The tickets cost $25 each, but Mercedes found a $5 off deal. Still, the ordering site added a $2.50 processing fee, so that kinda sucked. For what we got, we think it was over priced by about $10.
Parking was about the same as normal for Adams, so about 5 mins of hunting side streets. The ticket booth was quick, with laser zappers that read the 2D barcodes nicely. Then we got a necklace badge with numbers that some of the vendors punched, I guess so you didnt come back for another whole bite of soy chorizo burrito.
We started at Blind Lady – a slice of nicely spicy margherita pizza. Then we hit Mariposa ice cream and they were very generous with two scoops of whatever they had. The Mexican chocolate was great! Next was Tams Thai which had a line too long to wait for so we skipped it. Next was Gold Donuts. They gave you a piece of a donut or fritter, or 3 donut holes for yer card punch. That was actually a pretty nice portion and fulfills my donut needs for the next year.
Then we met up with our buddies Kay Marie and Gerardo, and headed back in the other direction. Country Kabob Greek had some steam tables on the sidewalk with a tiny piece of pita with really spicy yogurt, and a bite of yummy spanikopita. Portions too small, but very tasty.
Lestats had iced coffee and brownie bites. Elaine liked the coffee, I never touch the stuff. The brownie was fine – kinda dry. Then we ran back across the street to TAO Thai and had some nice spicy tofu and a great chicken in some sweet sauce with mixed wild rice. No skimping on the portions here! They even had a mini dessert with mochi and bean curd. Right next door was Viva Pops! where they make their own Popsicles. The blood orange was yummy, and the girls said the chocolate banana was great too.
Elaine really liked El Zarape – rice, beans, carne, and chicken. Then a nice margarita shot! Well be back! Then we walked all that off and stopped into Incredible Cheesecake where I think they gave us a wafer thin hint of a smell of a taste of some cheese cake. Really chintzy.
Next was Jaynes Gastropub, who did the best job of all of the venues to treat us as more than a bother. We were seated and served bangers and mash. The portion was tiny, but we liked the service and the friendly people. We stayed a bit and ordered some beers to keep our strength up. Senior Mango was next, and I had a berry smoothy that was a nice size. None of the others had been inside AC Lounge before, so we popped in and were greeted very warmly by the bartender. They were serving half off drinks, but we were worried about running out of time, so we pressed on.

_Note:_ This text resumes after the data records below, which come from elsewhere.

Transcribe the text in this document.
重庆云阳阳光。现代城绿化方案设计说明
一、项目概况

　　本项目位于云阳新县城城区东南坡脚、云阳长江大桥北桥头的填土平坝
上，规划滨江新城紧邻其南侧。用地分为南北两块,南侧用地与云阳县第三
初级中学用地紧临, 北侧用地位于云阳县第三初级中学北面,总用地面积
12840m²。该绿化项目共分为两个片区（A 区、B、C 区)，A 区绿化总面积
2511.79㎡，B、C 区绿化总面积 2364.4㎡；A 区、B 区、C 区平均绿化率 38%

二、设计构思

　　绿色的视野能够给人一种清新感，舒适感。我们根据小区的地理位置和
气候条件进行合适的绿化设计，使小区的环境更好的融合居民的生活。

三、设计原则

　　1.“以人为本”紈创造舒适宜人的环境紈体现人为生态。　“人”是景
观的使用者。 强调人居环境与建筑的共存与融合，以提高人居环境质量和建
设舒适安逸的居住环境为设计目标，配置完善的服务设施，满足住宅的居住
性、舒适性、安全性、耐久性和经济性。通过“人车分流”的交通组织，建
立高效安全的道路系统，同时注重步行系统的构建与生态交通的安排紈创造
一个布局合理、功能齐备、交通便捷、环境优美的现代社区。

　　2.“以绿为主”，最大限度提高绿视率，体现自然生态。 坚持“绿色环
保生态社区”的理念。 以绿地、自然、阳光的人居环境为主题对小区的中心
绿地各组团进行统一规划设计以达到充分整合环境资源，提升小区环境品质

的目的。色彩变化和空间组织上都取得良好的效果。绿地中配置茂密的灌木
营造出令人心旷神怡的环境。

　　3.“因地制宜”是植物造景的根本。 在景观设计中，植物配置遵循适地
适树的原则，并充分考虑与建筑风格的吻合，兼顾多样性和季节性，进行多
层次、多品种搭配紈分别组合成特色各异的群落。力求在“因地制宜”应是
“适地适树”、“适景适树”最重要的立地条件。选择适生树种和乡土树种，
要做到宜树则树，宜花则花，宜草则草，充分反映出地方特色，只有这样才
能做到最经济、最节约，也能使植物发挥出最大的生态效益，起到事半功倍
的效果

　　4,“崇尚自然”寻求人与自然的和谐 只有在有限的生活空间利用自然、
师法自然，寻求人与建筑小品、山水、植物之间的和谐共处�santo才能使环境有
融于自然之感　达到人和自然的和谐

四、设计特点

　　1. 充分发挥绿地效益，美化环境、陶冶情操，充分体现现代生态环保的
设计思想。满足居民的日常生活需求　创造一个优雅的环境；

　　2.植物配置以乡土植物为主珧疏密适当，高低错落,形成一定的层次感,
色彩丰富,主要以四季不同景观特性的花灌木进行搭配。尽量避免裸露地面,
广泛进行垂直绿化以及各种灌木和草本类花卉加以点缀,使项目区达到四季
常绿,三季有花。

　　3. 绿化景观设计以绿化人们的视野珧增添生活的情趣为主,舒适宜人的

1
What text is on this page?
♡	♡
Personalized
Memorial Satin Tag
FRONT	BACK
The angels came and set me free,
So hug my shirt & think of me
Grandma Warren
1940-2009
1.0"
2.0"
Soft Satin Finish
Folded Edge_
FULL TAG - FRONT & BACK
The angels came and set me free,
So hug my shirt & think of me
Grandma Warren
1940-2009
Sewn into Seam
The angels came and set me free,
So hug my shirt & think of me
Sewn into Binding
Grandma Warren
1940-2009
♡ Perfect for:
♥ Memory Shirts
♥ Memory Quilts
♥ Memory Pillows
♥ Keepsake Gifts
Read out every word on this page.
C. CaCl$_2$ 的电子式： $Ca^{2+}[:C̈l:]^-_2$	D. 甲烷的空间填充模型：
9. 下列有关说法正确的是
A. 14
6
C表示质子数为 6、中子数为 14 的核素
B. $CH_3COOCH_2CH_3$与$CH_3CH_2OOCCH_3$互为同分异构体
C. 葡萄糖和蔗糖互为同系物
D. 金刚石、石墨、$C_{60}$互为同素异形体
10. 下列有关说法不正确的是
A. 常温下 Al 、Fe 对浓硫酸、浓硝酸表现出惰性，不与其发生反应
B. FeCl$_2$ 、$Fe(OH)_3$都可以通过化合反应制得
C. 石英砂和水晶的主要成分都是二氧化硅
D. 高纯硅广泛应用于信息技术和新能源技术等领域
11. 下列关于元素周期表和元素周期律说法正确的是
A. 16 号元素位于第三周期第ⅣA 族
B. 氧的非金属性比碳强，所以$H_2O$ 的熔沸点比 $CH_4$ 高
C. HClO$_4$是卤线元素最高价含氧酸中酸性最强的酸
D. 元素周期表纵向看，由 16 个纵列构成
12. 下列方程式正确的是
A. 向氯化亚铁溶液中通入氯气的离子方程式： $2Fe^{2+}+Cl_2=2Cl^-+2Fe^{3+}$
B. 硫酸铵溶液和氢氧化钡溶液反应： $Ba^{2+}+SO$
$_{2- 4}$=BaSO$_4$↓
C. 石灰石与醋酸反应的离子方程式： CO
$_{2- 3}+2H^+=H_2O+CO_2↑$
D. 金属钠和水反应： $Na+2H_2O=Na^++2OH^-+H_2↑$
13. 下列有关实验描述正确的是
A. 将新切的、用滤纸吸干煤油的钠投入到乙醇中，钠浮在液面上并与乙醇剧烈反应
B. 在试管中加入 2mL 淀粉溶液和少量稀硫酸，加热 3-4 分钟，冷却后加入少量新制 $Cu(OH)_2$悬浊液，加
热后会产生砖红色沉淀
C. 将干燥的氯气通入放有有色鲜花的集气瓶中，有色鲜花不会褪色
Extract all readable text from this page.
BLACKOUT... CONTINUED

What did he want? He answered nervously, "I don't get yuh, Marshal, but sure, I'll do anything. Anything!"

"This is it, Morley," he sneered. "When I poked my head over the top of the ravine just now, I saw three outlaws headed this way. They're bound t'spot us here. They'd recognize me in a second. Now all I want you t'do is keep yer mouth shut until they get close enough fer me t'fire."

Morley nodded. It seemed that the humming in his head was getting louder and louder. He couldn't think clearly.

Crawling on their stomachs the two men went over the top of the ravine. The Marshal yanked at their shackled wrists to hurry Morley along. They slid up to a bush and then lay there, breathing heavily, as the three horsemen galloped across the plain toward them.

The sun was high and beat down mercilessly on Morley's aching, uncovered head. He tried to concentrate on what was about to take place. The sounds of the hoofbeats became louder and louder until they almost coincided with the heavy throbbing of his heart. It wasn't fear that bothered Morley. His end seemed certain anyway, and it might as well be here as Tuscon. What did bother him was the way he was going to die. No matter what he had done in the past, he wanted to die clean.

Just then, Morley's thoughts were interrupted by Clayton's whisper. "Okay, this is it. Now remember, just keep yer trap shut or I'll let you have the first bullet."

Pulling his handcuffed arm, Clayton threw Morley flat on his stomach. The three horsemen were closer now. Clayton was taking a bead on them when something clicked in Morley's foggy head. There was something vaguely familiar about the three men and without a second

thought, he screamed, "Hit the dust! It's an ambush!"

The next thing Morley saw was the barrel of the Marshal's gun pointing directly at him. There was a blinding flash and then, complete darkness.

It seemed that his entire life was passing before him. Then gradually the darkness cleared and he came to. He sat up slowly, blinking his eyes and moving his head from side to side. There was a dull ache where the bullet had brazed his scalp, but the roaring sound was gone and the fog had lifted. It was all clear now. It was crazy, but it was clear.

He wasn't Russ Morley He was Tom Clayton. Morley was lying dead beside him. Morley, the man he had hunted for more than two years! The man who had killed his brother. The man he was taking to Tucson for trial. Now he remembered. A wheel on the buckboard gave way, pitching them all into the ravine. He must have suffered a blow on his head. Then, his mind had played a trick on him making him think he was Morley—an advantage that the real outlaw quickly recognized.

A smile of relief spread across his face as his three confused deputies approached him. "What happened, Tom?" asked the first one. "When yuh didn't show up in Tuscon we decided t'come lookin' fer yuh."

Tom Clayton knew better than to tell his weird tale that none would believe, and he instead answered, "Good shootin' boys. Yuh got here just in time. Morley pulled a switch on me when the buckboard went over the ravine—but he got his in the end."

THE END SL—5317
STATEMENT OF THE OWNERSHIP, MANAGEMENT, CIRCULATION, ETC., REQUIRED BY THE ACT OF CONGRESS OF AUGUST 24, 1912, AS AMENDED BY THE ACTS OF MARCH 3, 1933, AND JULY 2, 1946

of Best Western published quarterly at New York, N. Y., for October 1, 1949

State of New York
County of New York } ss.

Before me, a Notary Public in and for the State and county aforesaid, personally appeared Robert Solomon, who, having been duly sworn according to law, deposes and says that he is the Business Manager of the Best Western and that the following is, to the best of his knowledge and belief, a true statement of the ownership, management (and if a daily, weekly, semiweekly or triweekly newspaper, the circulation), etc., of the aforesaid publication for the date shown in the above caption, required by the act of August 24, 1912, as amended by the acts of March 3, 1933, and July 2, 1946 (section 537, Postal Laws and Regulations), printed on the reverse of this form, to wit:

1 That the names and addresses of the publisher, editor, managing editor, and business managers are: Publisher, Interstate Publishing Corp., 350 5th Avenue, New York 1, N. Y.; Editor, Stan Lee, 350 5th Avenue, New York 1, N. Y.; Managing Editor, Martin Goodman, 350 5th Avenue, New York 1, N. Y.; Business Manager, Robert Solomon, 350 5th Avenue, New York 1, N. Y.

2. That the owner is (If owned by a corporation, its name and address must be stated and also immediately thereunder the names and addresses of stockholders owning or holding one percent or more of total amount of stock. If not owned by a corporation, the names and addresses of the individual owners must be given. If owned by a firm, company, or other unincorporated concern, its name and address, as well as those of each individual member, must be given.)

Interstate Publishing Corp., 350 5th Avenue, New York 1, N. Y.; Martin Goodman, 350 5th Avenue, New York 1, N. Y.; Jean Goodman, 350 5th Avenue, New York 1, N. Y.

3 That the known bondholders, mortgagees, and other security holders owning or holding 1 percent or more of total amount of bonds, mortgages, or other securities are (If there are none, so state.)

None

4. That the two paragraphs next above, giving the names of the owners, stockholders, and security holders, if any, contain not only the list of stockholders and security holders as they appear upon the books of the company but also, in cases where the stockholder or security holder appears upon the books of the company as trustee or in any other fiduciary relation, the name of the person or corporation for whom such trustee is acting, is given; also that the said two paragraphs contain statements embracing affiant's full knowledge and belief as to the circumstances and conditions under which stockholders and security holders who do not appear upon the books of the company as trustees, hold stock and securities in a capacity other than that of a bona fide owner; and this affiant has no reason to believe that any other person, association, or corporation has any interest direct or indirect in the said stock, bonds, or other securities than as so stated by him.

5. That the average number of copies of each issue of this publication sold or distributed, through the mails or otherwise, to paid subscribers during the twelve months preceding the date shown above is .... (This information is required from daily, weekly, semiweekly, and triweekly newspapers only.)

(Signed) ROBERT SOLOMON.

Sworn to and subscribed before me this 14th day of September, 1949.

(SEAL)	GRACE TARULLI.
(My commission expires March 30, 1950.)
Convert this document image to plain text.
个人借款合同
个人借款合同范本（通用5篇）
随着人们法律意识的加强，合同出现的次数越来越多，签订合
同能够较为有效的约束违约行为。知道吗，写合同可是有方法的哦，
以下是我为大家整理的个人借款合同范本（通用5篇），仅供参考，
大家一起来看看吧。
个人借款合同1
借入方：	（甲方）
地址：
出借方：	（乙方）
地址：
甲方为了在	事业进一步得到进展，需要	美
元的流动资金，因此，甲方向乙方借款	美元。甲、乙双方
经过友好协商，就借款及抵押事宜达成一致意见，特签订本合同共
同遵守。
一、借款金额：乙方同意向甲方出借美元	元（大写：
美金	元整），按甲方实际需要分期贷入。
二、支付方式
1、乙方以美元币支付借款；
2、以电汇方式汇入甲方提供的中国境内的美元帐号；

We skipped Twiggs because of time and tried Cafe 21. They had some dried out hash on dried out bread crumbs on a tray. Quite meh. Then we jumped on the trolley, which was a really nice part of the event, and went to the Farm House Cafe and had ricotta pancakes in a butter sauce with oranges. Very rich and tasty!
The trolley driver was cool and let us take our food on board so we didnt have to wait another 10 mins for the next bus. One of my main goals was to get to Ponces, someplace Ive heard great things about, so we rode the trolley all the way to the other end of Adams to Kensington. This was about 2:40, so we had 20 mins until the end of the event.
We tried out the Kensington Cafe, which had really nice people staffing sidewalk steam tables, but served up a minuscule bite of the aforementioned soy chorizo. Double meh. Burger Lounge had a 5 minute wait while they whipped up some more food, so we skipped it and hit Bleu Boheme. My old buddy JenBen was hosting and directed us back to a gentleman serving escargot in a rich sauce. Id never had them, and they were kinda like mussels or salty, chewy mushrooms with a slightly grainy texture. Oh, and they were snails… So that was different. I liked the place and the vibe tho.
Finally, with 10 minutes to spare, I get to try out Ponces!!! But no, theyre rejecting people at the door saying they ran out of food. WTF? How the hell do you run out of food? Youre a restaurant! The snails didnt leave a bad taste, but Ponces sure did. What a shitty way to treat people.
So, all in all, it was a nice event but many of the venues didnt do themselves any favors by being cheap on the offerings.